Aldosterone regulated superoxide (O 2 − ) production increases amiloride‐sensitive epithelial sodium channel (ENaC) activity in A6 distal kidney cells

The molecular mechanisms behind aldosterone‐mediated regulation of ENaC activity in the kidneys are not clearly understood. Our current study suggests that O 2 − production by aldosterone may play an important role in the signal transduction pathway leading to ENaC activity. Methods A6 distal kidney cells were grown on permeable supports and aldosterone regulation of O 2 − production was assayed using dihydroethidium labeling, which increases its fluorescence in the presence of O 2 − . Short circuit current (I SC ) values, which reflect Na channel activity, were measured using an epithelial voltohmeter (World Precision Instruments).

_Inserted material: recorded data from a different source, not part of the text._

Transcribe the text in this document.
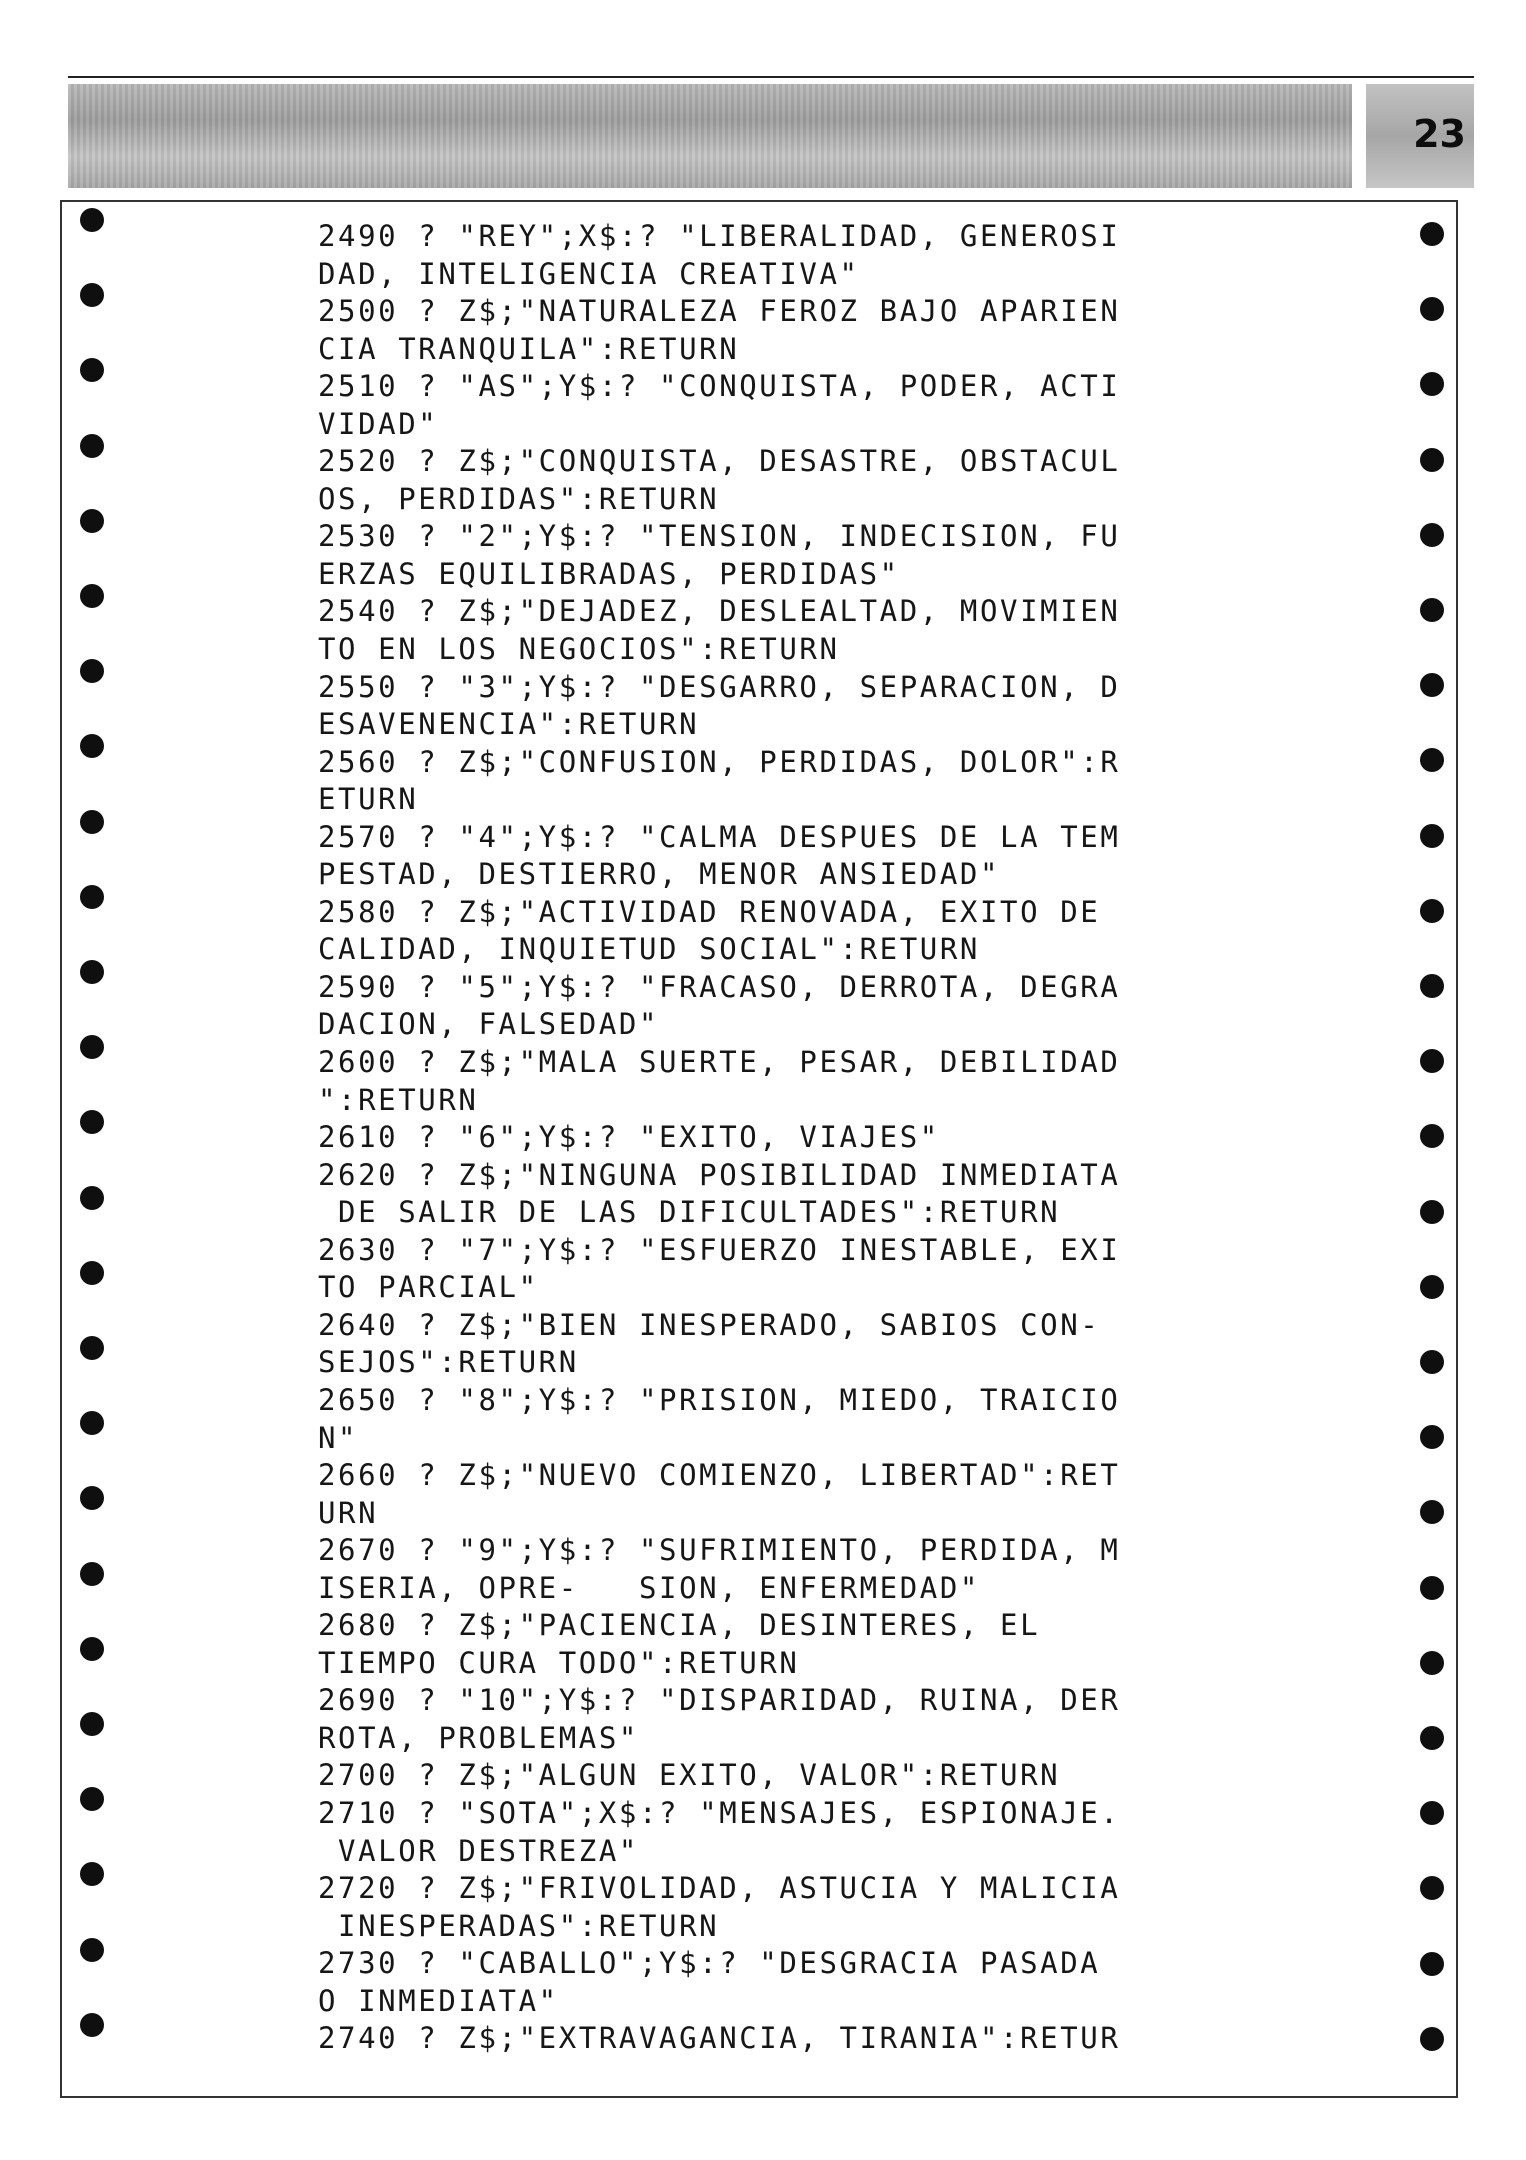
23
2490 ? "REY";X$:? "LIBERALIDAD, GENEROSI
DAD, INTELIGENCIA CREATIVA"
2500 ? Z$;"NATURALEZA FEROZ BAJO APARIEN
CIA TRANQUILA":RETURN
2510 ? "AS";Y$:? "CONQUISTA, PODER, ACTI
VIDAD"
2520 ? Z$;"CONQUISTA, DESASTRE, OBSTACUL
OS, PERDIDAS":RETURN
2530 ? "2";Y$:? "TENSION, INDECISION, FU
ERZAS EQUILIBRADAS, PERDIDAS"
2540 ? Z$;"DEJADEZ, DESLEALTAD, MOVIMIEN
TO EN LOS NEGOCIOS":RETURN
2550 ? "3";Y$:? "DESGARRO, SEPARACION, D
ESAVENENCIA":RETURN
2560 ? Z$;"CONFUSION, PERDIDAS, DOLOR":R
ETURN
2570 ? "4";Y$:? "CALMA DESPUES DE LA TEM
PESTAD, DESTIERRO, MENOR ANSIEDAD"
2580 ? Z$;"ACTIVIDAD RENOVADA, EXITO DE
CALIDAD, INQUIETUD SOCIAL":RETURN
2590 ? "5";Y$:? "FRACASO, DERROTA, DEGRA
DACION, FALSEDAD"
2600 ? Z$;"MALA SUERTE, PESAR, DEBILIDAD
":RETURN
2610 ? "6";Y$:? "EXITO, VIAJES"
2620 ? Z$;"NINGUNA POSIBILIDAD INMEDIATA
DE SALIR DE LAS DIFICULTADES":RETURN
2630 ? "7";Y$:? "ESFUERZO INESTABLE, EXI
TO PARCIAL"
2640 ? Z$;"BIEN INESPERADO, SABIOS CON-
SEJOS":RETURN
2650 ? "8";Y$:? "PRISION, MIEDO, TRAICIO
N"
2660 ? Z$;"NUEVO COMIENZO, LIBERTAD":RET
URN
2670 ? "9";Y$:? "SUFRIMIENTO, PERDIDA, M
ISERIA, OPRE-   SION, ENFERMEDAD"
2680 ? Z$;"PACIENCIA, DESINTERES, EL
TIEMPO CURA TODO":RETURN
2690 ? "10";Y$:? "DISPARIDAD, RUINA, DER
ROTA, PROBLEMAS"
2700 ? Z$;"ALGUN EXITO, VALOR":RETURN
2710 ? "SOTA";X$:? "MENSAJES, ESPIONAJE.
VALOR DESTREZA"
2720 ? Z$;"FRIVOLIDAD, ASTUCIA Y MALICIA
INESPERADAS":RETURN
2730 ? "CABALLO";Y$:? "DESGRACIA PASADA
O INMEDIATA"
2740 ? Z$;"EXTRAVAGANCIA, TIRANIA":RETUR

Results 1.5μM aldosterone significantly increased O 2 − production compared to serum/hormone restricted A6 cells. Sequestering O 2 − with TEMPO decreased I SC values from 7.58 ± 0.34μA/cm 2 to 6.27 ± 0.38μA/cm 2 (P<0.05) within 5 min and continued to depress I SC for 2 hours. Conversely, hypoxanthine and xanthine oxidase release of O 2 − increased I SC values from 9.31 ± 0.66μA/cm 2 to 13.98 ± 1.14μA/cm 2 (P< 0.005) after 30 min. Conclusion Aldosterone regulation of superoxide production may play an important role in controlling ENaC activity in renal cells.